Here's a demo using ExtJS and ASP.NET that pushes a continuous stream of stock ticker updates. The demo is a little more than you need, but the principal is identical.
Every time you get the answer from the server, check if something has changed.
Do a request. Do let the user know that you are working with some spinner, don't hide it. Schedule the next request in 15 seconds. The next request executes; if nothing has changed, schedule the next one in 15 + 5 seconds. The next request executes; if nothing has changed, schedule the next on in 15 +5 +5 seconds. And so on. The next request executes; if something has indeed changed, reset the interval to 15 seconds.
Prototype can do this semi-automatically with Ajax.PeriodicalUpdater but you probably need stuff that is more customized to your needs.
Anyway, just an idea.
As for continuous polling in general; it's bad only if you hit a different site (using a PHP "bridge" or something like that). If you're using your own resources you just have to make sure you don't deplete them. Set decent intervals with a decay.
I suggest Comet is not an overkill if "updates need to be constant." 15 seconds is very frequent; is your visited by many?
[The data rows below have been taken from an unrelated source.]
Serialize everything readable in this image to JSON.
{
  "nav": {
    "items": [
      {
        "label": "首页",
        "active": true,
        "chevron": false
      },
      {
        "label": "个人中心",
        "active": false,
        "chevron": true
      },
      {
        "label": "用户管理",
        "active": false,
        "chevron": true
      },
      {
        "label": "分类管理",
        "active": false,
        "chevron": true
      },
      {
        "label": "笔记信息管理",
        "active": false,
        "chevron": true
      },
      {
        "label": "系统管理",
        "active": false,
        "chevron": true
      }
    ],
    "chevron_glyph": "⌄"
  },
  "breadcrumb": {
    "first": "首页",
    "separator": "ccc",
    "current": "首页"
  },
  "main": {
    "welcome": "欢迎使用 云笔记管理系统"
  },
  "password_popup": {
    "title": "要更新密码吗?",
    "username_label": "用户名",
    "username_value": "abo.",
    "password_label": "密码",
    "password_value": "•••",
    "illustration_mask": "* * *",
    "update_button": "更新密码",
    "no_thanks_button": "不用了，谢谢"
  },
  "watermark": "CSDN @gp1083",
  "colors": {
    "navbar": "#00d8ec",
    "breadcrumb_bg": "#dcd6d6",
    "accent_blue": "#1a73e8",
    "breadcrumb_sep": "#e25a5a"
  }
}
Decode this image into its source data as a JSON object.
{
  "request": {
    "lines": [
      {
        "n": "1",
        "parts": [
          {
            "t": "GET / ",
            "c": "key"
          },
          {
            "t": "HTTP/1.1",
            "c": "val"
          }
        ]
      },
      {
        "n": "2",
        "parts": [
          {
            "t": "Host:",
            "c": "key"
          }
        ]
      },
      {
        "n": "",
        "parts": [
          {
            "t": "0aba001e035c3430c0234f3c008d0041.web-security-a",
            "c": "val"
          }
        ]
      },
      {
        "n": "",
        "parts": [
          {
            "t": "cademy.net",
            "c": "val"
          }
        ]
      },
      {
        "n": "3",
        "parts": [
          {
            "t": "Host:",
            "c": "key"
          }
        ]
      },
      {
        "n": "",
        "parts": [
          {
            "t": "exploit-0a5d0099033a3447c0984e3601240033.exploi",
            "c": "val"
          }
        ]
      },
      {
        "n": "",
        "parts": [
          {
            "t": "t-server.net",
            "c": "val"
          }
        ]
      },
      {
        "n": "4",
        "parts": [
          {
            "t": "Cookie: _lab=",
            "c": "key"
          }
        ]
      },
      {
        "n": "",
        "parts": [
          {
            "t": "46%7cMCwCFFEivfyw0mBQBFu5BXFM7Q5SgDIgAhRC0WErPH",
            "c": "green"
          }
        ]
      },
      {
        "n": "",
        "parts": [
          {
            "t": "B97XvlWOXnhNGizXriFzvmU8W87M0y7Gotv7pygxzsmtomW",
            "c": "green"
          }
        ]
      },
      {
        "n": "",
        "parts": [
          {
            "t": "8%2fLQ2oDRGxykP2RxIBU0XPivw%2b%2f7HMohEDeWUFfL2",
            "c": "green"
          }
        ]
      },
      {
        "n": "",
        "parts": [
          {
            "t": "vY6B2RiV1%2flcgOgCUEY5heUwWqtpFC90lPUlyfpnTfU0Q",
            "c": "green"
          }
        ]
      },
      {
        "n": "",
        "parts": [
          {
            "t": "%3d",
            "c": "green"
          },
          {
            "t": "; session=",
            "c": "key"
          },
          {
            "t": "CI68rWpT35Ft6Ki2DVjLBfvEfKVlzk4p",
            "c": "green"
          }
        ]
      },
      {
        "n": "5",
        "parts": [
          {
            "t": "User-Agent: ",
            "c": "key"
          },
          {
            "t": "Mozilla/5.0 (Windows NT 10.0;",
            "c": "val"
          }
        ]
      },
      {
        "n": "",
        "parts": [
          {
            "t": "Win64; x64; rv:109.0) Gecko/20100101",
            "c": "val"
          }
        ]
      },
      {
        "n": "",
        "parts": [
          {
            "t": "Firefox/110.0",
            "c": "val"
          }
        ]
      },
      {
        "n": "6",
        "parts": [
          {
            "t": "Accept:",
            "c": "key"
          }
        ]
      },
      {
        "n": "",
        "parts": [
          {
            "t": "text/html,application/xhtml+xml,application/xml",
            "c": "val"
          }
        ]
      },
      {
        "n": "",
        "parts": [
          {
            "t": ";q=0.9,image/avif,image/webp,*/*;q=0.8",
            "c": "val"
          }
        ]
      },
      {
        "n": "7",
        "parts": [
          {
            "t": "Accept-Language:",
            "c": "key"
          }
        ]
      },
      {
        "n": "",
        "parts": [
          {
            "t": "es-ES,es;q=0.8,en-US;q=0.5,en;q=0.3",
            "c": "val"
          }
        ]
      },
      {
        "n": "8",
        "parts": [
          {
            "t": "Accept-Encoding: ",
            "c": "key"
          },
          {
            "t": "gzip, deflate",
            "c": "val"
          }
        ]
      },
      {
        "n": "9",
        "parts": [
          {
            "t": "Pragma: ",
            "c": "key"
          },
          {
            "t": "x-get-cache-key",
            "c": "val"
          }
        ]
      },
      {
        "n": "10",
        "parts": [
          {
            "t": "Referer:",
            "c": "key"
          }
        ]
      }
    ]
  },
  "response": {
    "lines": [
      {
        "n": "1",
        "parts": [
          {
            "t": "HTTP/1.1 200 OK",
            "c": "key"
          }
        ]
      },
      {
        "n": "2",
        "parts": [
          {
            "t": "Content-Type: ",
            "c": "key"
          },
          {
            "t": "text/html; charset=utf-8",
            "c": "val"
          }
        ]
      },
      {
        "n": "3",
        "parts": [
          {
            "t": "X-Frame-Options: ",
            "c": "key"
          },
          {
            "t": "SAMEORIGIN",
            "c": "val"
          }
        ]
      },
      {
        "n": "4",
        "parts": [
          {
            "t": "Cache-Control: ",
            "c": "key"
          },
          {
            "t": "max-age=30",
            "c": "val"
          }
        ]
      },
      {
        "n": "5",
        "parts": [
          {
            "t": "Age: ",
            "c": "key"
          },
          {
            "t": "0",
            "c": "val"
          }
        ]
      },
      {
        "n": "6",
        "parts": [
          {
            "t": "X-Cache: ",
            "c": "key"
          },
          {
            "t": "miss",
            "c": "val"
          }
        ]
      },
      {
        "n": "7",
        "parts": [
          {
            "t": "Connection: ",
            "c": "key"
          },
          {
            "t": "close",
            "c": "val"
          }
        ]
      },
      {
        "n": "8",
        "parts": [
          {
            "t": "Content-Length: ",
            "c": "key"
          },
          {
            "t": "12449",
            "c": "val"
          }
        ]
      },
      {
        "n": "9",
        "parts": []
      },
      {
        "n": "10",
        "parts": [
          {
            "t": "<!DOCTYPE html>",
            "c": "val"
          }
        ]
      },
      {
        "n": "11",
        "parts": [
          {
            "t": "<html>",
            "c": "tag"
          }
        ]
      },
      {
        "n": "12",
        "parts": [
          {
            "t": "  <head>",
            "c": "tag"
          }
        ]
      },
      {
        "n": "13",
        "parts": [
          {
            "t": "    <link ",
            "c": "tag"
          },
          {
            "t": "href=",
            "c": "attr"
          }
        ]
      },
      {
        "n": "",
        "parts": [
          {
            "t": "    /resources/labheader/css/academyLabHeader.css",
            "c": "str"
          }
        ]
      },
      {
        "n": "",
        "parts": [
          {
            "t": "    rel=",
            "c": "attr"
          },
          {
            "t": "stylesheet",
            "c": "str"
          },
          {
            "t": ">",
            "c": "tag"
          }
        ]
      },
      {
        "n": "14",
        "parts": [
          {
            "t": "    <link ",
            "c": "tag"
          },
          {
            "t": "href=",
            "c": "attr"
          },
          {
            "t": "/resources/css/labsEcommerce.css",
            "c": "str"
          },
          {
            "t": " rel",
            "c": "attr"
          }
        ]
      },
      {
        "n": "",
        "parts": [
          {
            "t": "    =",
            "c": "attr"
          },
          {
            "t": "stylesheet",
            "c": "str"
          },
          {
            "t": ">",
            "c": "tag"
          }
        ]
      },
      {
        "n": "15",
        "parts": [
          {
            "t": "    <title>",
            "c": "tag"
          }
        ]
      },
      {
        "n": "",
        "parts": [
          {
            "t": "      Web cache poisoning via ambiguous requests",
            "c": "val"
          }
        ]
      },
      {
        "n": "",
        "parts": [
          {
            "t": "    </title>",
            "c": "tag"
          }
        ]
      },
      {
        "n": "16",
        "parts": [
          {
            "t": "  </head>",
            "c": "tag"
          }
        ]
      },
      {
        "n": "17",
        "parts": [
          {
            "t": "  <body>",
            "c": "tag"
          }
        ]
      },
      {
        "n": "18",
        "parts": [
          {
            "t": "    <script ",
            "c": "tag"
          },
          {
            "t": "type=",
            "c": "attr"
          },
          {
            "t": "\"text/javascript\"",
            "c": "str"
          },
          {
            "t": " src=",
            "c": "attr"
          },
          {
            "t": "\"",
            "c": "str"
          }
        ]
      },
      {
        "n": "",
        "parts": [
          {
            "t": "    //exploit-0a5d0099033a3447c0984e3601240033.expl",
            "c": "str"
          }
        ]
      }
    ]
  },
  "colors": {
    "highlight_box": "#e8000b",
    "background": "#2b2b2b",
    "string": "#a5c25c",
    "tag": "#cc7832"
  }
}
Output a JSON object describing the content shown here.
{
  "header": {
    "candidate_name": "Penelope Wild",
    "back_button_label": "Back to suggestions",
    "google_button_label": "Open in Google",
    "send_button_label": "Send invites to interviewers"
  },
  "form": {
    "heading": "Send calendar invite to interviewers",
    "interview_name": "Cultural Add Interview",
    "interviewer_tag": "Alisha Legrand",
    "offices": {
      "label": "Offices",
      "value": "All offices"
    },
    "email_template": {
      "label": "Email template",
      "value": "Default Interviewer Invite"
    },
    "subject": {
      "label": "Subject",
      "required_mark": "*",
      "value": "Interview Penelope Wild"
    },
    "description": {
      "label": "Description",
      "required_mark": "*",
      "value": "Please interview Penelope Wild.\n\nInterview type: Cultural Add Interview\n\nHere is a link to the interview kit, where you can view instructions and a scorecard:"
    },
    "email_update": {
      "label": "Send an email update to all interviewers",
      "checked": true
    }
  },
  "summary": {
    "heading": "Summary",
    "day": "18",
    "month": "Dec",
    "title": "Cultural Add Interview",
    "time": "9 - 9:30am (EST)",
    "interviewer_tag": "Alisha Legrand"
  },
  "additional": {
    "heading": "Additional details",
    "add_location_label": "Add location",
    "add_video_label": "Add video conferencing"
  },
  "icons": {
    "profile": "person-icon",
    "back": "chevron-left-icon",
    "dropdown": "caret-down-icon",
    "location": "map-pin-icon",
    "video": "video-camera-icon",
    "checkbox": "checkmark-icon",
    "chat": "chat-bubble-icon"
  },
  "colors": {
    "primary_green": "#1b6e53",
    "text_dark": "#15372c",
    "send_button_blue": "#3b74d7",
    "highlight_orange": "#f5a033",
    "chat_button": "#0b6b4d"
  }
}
Your server may be consumed serving these requests while starving others.
I don't know what your server-side data source looks like, or what kind of data you're serving, but one solution is to server your data with a timestamp, and send a timestamp of the last poll with every subsequent request.
Poll the server, sending the timestamp of when the service was last polled (eg: lastPollTime).
The server uses the timestamp to determine what data is new/updated and returns only that data (the delta), decreasing your transmission size and simplifying your client-side code.
It may be empty, it may be a few cells, it may be the entire grid, but the client always updates data that is returned to it because it is already known to be new.
The benefits of this method are that it simplifies your client side code (which is less code for the client to load), and decreases your transmission size for subsequent polls that have no new data for the user.
Also, this allows you to maintain state on the server side because you don't have to save a state for each individual user. You just have one state, the state of the current data, that is differentiated by access time.
I think checking if there is any new data is a good option.
I would count the number of rows in the database and compare that with the number of rows in your (HTML) table. If they're not the same, get the difference in rows.
Say you got 12 table rows and there are 14 database rows as you check: Get the latest (14 - 12) = 2 rows.